Among the varied (and rather eccentric) reasons I retain a post office box in Mendocino county is this: I get to participate in a county-wide community of poets. For over ten years I have shared readings and writings with this community in art galleries, museums, libraries, conference rooms, and on air. Our community is largely skinny and grey-haired, tending more towards passionate than tepid, and entirely idiosyncratic.
And it’s that time of year: the season when the poets of Mendocino county emerge from [relative] obscurity and come together to share our best work in an annual marathon reading known as the Mendocino Spring Poetry Celebration.
Alas, with the latest variants, surges, and positivity rates of the Covid-19 pandemic circulating through our communities, this formerly in-person event has once again gone digital and online. (Rather than gathering together in an upstairs room facing the ocean, we were instructed to send .mp4 files.)
The poems of 51 poets are being broadcast this month on Dan Robert’s inimitable radio show, Rhythm Running River, (running alternative Sundays from 3-5PM Pacific Time) via the county’s public broadcasting station KZYX&Z. (For several years, when I lived full-time in Mendocino county, I was a DJ on that station, doing a show called “Native Sound” from 10PM-midnight on alternate Tuesday nights.)
Back when I was a university professor, and dared to incorporate poetry into one of the modules in my undergraduate environmental studies/humanities class, my students often erred in thinking that poetry was inaccessible to them, or had to rhyme, or was too hard to write.
Then, with much coaxing and reassurances, they wrote their own.

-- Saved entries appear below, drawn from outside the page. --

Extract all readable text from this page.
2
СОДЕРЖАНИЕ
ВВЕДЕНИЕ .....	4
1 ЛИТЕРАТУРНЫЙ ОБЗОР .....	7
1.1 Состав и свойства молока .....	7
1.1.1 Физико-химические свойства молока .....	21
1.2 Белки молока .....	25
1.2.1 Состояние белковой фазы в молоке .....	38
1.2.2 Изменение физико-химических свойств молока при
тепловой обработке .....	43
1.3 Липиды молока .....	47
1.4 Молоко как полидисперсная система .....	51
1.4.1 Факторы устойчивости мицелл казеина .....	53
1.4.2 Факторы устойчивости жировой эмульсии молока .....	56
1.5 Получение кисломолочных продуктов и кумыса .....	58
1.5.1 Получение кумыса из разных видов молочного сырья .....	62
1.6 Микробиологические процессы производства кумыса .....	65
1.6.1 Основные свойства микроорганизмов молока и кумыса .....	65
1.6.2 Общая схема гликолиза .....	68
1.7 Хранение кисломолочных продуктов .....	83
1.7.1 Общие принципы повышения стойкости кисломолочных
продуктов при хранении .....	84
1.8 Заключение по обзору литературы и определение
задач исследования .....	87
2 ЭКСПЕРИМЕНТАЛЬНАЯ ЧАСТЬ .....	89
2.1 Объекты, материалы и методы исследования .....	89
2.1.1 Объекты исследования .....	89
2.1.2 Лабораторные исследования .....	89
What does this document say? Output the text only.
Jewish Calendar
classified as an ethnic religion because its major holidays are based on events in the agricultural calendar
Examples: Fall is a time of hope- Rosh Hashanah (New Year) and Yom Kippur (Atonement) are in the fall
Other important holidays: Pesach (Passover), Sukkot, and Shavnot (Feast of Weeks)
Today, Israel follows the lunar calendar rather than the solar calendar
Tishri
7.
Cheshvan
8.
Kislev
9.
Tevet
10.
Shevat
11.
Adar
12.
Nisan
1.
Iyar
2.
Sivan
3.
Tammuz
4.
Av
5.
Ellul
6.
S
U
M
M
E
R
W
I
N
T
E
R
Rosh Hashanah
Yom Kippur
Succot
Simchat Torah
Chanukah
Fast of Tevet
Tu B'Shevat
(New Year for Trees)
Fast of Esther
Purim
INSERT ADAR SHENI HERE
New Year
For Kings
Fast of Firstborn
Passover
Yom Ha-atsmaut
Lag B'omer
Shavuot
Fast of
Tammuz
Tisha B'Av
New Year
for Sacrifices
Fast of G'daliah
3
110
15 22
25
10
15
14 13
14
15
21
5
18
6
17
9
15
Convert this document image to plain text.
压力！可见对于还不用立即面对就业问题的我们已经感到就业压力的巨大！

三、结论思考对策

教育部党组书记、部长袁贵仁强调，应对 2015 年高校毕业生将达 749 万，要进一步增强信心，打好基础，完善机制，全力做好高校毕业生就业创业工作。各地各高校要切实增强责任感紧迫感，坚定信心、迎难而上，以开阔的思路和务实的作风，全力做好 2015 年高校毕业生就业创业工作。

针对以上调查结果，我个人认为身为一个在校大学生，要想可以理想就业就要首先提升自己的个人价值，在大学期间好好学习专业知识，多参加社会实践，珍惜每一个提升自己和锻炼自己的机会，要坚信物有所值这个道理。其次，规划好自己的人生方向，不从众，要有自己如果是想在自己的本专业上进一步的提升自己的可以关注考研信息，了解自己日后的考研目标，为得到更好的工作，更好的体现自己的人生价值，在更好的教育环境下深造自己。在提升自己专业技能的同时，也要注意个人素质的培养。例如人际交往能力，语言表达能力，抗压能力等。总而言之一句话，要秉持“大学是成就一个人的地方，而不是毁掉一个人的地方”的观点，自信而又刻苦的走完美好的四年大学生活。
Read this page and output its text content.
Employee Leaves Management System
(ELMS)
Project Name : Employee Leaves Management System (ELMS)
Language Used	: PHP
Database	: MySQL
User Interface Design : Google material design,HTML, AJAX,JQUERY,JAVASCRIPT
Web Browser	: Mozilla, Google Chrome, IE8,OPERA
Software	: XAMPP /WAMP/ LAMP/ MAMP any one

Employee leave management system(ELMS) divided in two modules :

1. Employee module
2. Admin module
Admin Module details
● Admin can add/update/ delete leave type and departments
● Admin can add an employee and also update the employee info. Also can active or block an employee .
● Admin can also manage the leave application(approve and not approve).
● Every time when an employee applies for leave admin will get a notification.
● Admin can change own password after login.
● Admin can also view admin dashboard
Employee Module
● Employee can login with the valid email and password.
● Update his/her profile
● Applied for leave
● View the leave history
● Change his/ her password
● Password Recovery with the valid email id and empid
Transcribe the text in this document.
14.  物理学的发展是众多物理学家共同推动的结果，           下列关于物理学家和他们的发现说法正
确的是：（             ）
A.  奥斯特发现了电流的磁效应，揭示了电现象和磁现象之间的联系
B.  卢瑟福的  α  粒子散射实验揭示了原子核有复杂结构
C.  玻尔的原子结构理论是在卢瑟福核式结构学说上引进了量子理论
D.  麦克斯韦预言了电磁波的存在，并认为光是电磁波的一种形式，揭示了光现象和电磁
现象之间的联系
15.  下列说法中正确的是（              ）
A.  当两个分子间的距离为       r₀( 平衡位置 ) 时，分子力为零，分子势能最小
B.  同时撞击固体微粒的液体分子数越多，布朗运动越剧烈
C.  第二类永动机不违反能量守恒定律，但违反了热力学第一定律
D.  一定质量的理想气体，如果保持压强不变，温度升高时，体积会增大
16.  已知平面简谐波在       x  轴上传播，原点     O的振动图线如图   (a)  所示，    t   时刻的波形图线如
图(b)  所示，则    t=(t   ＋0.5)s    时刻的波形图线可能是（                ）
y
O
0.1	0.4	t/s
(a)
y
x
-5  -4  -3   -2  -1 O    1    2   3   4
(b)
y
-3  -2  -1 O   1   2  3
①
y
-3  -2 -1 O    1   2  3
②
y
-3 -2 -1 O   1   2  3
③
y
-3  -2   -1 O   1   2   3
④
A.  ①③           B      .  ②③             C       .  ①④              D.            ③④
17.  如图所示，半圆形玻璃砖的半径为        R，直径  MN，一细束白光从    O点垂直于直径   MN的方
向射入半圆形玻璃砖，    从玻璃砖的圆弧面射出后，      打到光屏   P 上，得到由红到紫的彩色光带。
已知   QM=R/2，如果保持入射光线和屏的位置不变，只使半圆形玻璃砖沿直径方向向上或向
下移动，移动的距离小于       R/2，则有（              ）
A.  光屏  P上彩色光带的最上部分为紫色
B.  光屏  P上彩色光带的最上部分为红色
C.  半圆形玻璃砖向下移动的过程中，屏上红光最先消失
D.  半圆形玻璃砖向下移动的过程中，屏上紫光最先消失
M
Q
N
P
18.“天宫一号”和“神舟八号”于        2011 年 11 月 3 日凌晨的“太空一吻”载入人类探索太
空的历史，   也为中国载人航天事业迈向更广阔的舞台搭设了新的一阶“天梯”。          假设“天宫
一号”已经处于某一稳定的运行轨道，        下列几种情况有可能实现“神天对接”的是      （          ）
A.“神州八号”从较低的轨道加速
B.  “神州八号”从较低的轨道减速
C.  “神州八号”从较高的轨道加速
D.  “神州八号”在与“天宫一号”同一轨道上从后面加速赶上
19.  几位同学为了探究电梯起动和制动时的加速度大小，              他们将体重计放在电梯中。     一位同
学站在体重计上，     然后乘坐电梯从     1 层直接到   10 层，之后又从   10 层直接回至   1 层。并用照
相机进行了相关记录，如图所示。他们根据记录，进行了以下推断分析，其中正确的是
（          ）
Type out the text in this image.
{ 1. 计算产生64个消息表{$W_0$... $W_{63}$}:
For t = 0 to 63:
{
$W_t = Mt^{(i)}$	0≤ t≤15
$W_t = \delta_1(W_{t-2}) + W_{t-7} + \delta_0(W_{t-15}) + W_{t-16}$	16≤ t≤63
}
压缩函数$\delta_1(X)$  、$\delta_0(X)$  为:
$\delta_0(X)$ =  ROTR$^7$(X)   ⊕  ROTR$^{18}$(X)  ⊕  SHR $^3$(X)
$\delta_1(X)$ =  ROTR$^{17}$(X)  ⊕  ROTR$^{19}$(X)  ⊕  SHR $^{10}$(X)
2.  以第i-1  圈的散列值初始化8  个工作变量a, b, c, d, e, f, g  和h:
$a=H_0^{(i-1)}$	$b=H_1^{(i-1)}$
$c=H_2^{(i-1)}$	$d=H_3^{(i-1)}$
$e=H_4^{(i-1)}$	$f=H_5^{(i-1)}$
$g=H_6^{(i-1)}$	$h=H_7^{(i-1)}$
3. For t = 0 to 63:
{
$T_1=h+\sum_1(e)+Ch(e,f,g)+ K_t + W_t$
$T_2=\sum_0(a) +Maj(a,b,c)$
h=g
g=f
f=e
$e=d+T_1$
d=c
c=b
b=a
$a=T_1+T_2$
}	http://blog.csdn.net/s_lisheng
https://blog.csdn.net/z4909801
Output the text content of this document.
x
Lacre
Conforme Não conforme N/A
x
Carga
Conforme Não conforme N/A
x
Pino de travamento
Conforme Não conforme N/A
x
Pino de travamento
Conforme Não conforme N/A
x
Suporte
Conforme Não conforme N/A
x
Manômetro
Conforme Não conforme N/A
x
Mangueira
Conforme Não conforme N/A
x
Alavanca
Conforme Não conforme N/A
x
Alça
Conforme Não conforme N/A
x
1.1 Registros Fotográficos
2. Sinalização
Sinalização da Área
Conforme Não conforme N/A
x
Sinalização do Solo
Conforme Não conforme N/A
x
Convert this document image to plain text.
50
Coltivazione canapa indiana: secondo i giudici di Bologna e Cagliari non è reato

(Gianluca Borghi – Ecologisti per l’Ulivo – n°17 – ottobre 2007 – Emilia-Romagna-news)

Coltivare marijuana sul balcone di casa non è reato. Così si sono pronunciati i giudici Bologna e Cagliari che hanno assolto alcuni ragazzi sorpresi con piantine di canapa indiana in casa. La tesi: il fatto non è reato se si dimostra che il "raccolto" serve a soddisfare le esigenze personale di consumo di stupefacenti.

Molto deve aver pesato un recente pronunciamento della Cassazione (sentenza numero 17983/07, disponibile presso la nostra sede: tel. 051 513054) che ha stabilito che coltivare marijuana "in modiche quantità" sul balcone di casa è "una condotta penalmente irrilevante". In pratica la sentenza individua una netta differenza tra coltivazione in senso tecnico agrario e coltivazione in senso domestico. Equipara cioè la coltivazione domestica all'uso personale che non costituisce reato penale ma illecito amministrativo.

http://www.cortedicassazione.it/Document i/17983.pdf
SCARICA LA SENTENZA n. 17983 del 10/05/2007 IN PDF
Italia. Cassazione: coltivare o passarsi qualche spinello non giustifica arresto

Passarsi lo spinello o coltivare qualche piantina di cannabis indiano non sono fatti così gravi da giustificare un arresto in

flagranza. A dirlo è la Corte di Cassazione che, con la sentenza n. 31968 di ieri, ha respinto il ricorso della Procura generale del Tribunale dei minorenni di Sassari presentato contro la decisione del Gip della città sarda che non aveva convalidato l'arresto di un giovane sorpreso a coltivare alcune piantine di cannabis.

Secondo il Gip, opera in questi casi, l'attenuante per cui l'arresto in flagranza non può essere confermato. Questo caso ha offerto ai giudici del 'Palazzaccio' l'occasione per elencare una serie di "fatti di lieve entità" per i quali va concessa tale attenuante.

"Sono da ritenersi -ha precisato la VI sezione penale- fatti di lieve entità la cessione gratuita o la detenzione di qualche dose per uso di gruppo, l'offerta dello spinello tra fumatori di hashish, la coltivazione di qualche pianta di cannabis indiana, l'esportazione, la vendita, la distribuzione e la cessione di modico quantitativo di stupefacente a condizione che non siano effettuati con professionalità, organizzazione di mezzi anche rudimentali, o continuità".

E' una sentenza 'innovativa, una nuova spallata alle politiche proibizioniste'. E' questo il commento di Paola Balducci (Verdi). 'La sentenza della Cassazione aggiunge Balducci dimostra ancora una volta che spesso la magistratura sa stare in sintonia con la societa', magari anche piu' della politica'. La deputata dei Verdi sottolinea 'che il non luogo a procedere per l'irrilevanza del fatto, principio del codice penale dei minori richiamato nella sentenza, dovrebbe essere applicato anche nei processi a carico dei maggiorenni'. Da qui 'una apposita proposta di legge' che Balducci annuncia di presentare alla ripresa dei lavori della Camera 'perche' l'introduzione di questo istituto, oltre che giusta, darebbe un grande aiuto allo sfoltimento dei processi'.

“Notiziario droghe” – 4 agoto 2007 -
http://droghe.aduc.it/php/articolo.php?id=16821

Of course, what they came up with was far more complex and nuanced than they believed themselves capable of writing, and as we read and shared students’ poems, we all got to know each other in ways that would otherwise have never occurred.
This year, this season, while our hearts and souls are pummeled with the idiocy and nihilistic threats of the war on Ukraine; sickened by our national hand-wringing over guns and the ugliness of the January 6th insurrection; scorched by climate-change-induced heatwaves and out-of-control wildfires, I only had the wherewithal to create one poem.
Which you can listen to, or read, below.
Dan’s Rhythm Running River radio show continues to be a tremendous gift. Where else can we access hours of poetry, interspersed with world music, freely?
Subscribe to his newsletter by emailing him on his website and you will receive playlists and files to stream or download every time a new show comes out.
6 thoughts on “Precipitate”
I went through your blog and your poetry ‘ Precipitate ‘. Beautifully written . But the line which I liked most is : a personal climate change . Even overall climate remains as it is personal climate chases sometimes for generally for the personal good . Change is the law of the nature . So is climate change . And so is personal climate change . Thanks !
….yet it is also a climate crisis – not just a change.
Wow, that was quite a poem… revealing, powerful, affecting… thought provoking… (I liked the graphic also.)
CeCe, i try to do with my words what you do with your art. So glad we are on this journey together.
Of course , Climate crisis is there . That’s why Bonn Climate Change Conference of UNFCCC’S Subsidiary Bodies are on from 6th June to 16th June . This is the biggest crisis the mankind has ever faced . But for that we all are responsible . On the name of development we neither left forests nor mountains . We have contaminated first our rivers , then our seas , then our Oceans . Now we are contaminating our space . Your are absolutely right . Thanks !
“We choose, and choose, and choose again…” We humans, those who can choose. Here is a pivotal question, and I love the image that frames it: “Who will release their tightly cupped hands/allowing the ultimate blessing to flow/into the cracks and fissures/of a world where separation has become our unspoken language…”. Who will forfeit their carbon, and who will dare open to human connection, since now more than ever we seem to live in “a world where separation has become our unspoken language”. Thank you, Jeanine, for these lyrically expressed truths.